Setting up an ARM Based Cassandra Cluster with Beagle Bone Black

1413

A great project to try on cheap ARM boards such as the BeagleBone cluster is to set up a database cluster. For a developer, this is useful both for storage for projects and to gain experience administrating NoSQL databases with replication. Using my existing three BeagleBone Black cluster I decided to try using the Cassandra database. Cassandra is easy to use for those already familiar with SQL databases and is freely available. All of these steps were done on an Ubuntu install and should work on any ARM board running an Ubuntu based OS.

To get started, you need the Cassandra binaries. I was unable to find a repository that had an arm version of Cassandra so I downloaded straight from the apache site and untared it. You can go to http://cassandra.apache.org/download/ and use wget to get the gzip file from one of the mirrors. The version I downloaded was apache-cassandra-2.0.2-bin.tar.gz. Once you have it on each machine, place it in a directory you want to use for its home, for example /app/cassandra and then unzip it:

tar -xvzf apache-cassandra-2.0.2-bin.tar.gz

Now you have everything you need to configure and run cassandra. To run in a cluster, we need to set up some basic properties on each machine so they know how to join the cluster. Start by navigating to the conf directory inside the folder you just extracted and open the cassandra.yaml file for editing. First find listen_address and set it to the ip or name of the current machine. For example for the first machine in my cluster:

listen_address: 192.168.1.51

Then do the same for rpc_address:

rpc_address: 192.168.1.51

Finally we list all of our ips in the seeds section. As I have three nodes in my cluster, the setting on each machine looked like this:

- seeds: "192.168.1.51,192.168.1.52,192.168.1.53"
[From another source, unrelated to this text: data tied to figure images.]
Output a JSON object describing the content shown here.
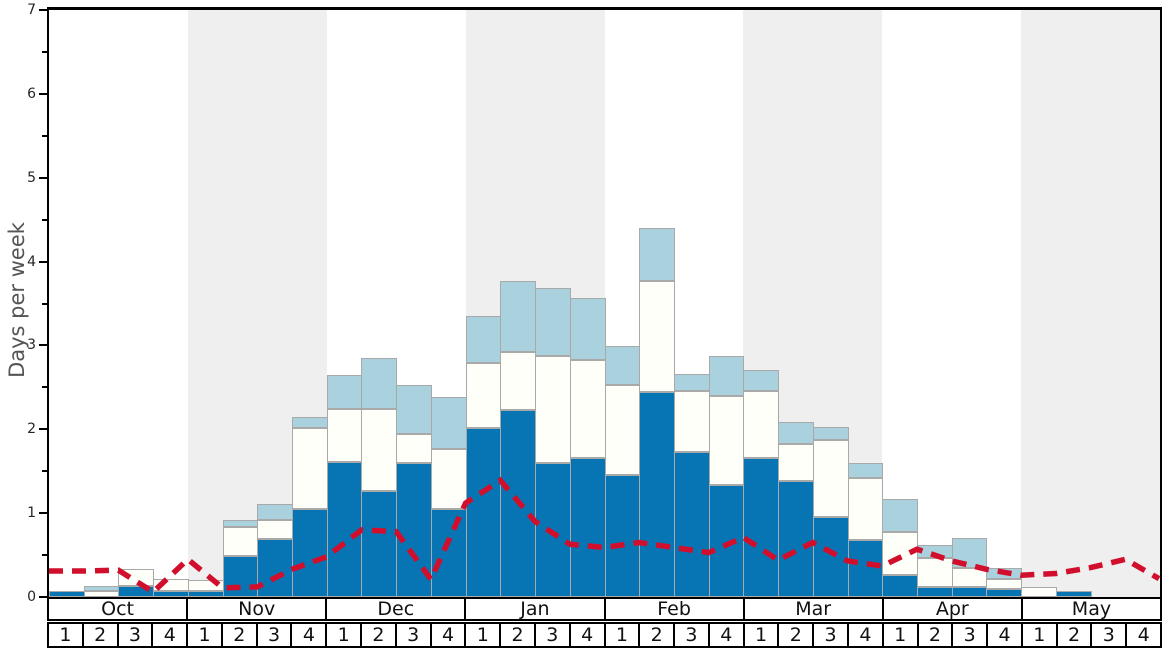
{
  "chart_data": {
    "type": "bar",
    "subtype": "stacked-bar-with-dashed-line-overlay",
    "title": "",
    "xlabel": "",
    "ylabel": "Days per week",
    "ylim": [
      0,
      7
    ],
    "yticks_major": [
      0,
      1,
      2,
      3,
      4,
      5,
      6,
      7
    ],
    "yticks_minor": [
      0.5,
      1.5,
      2.5,
      3.5,
      4.5,
      5.5,
      6.5
    ],
    "grid": false,
    "legend": "none",
    "months": [
      "Oct",
      "Nov",
      "Dec",
      "Jan",
      "Feb",
      "Mar",
      "Apr",
      "May"
    ],
    "week_labels": [
      "1",
      "2",
      "3",
      "4"
    ],
    "shaded_month_indices": [
      1,
      3,
      5,
      7
    ],
    "weeks_per_month": 4,
    "series": [
      {
        "name": "dark-blue-bottom-segment",
        "color": "#0775b3",
        "values": [
          0.07,
          0,
          0.13,
          0.07,
          0.07,
          0.49,
          0.69,
          1.05,
          1.61,
          1.27,
          1.6,
          1.05,
          2.01,
          2.23,
          1.6,
          1.66,
          1.46,
          2.44,
          1.73,
          1.33,
          1.66,
          1.38,
          0.96,
          0.68,
          0.26,
          0.12,
          0.12,
          0.1,
          0,
          0.07,
          0,
          0
        ]
      },
      {
        "name": "white-middle-segment",
        "color": "#fffffa",
        "values": [
          0,
          0.07,
          0.21,
          0.14,
          0.13,
          0.35,
          0.23,
          0.97,
          0.63,
          0.97,
          0.34,
          0.71,
          0.78,
          0.69,
          1.27,
          1.17,
          1.07,
          1.33,
          0.73,
          1.07,
          0.8,
          0.44,
          0.91,
          0.74,
          0.51,
          0.34,
          0.23,
          0.11,
          0.12,
          0,
          0,
          0
        ]
      },
      {
        "name": "light-blue-top-segment",
        "color": "#a9d1de",
        "values": [
          0,
          0.06,
          0,
          0,
          0,
          0.08,
          0.19,
          0.13,
          0.41,
          0.61,
          0.59,
          0.62,
          0.56,
          0.85,
          0.82,
          0.73,
          0.46,
          0.63,
          0.2,
          0.47,
          0.25,
          0.27,
          0.16,
          0.18,
          0.4,
          0.16,
          0.35,
          0.14,
          0,
          0,
          0,
          0
        ]
      }
    ],
    "line": {
      "name": "red-dashed-line",
      "color": "#d10f2c",
      "style": "dashed",
      "x_mode": "week-boundaries",
      "values": [
        0.31,
        0.31,
        0.32,
        0.06,
        0.45,
        0.11,
        0.12,
        0.33,
        0.48,
        0.8,
        0.78,
        0.21,
        1.12,
        1.39,
        0.9,
        0.63,
        0.59,
        0.65,
        0.59,
        0.53,
        0.71,
        0.44,
        0.65,
        0.43,
        0.37,
        0.57,
        0.43,
        0.33,
        0.26,
        0.28,
        0.35,
        0.45,
        0.22
      ]
    },
    "colors": {
      "month_band": "#efefef",
      "bar_border": "#a9a9a9",
      "frame": "#000000",
      "ylabel_text": "#555555",
      "tick_text": "#262626",
      "axis_row_text": "#111111"
    }
  }
}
Additionally if you want to give your cluster a specific name, you can set the cluster_name property. Once all three machines are set up as you like them, you can start up cassandra by going to the bin directory on each and running:

sudo ./cassandra

Using Cassandra

Once all three nodes are running, we can test on one of the nodes with cqlsh and create a database. Cqlsh is a command line program for using Cassandra’s SQL like language called CQL. I connected to the utility from my first node like this:

./cqlsh 192.168.1.51

The first step is to create a keyspace which acts like a schema in a SQL database like Oracle. Keyspaces store columnsets which act like tables and store data with like columns:

>create keyspace testspace with replication = { 'class': 'SimpleStrategy', 'replication_factor': 3 };
>use testspace;

Now we can create our column set and add some rows to it. It looks just like creating a database table:

>create table machines (id int primary key, name text);
>insert into machines values (1, 'beaglebone1');
>insert into machines values (2, 'beaglebone2');
> insert into machines values (3, 'beaglebone3');
>select * from machines;

Now we have a simple set of columns with some rows of data. We can check that replication is working by logging in from a different node and performing the same selection:

./cqlsh 192.168.1.52
>use testspace;
>select * from machines;

So now we have a working arm based database cluster. There is a lot more you can do with Cassandra and some good documentation can be found here. The biggest issue with using the BeagleBone Black for this is the speed of the reads and writes. The SD card is definitely not ideal for real time applications or anything needing performance but this tutorial is certainly applicable for faster arm machines like the Cubieboard and of course desktop clusters as well.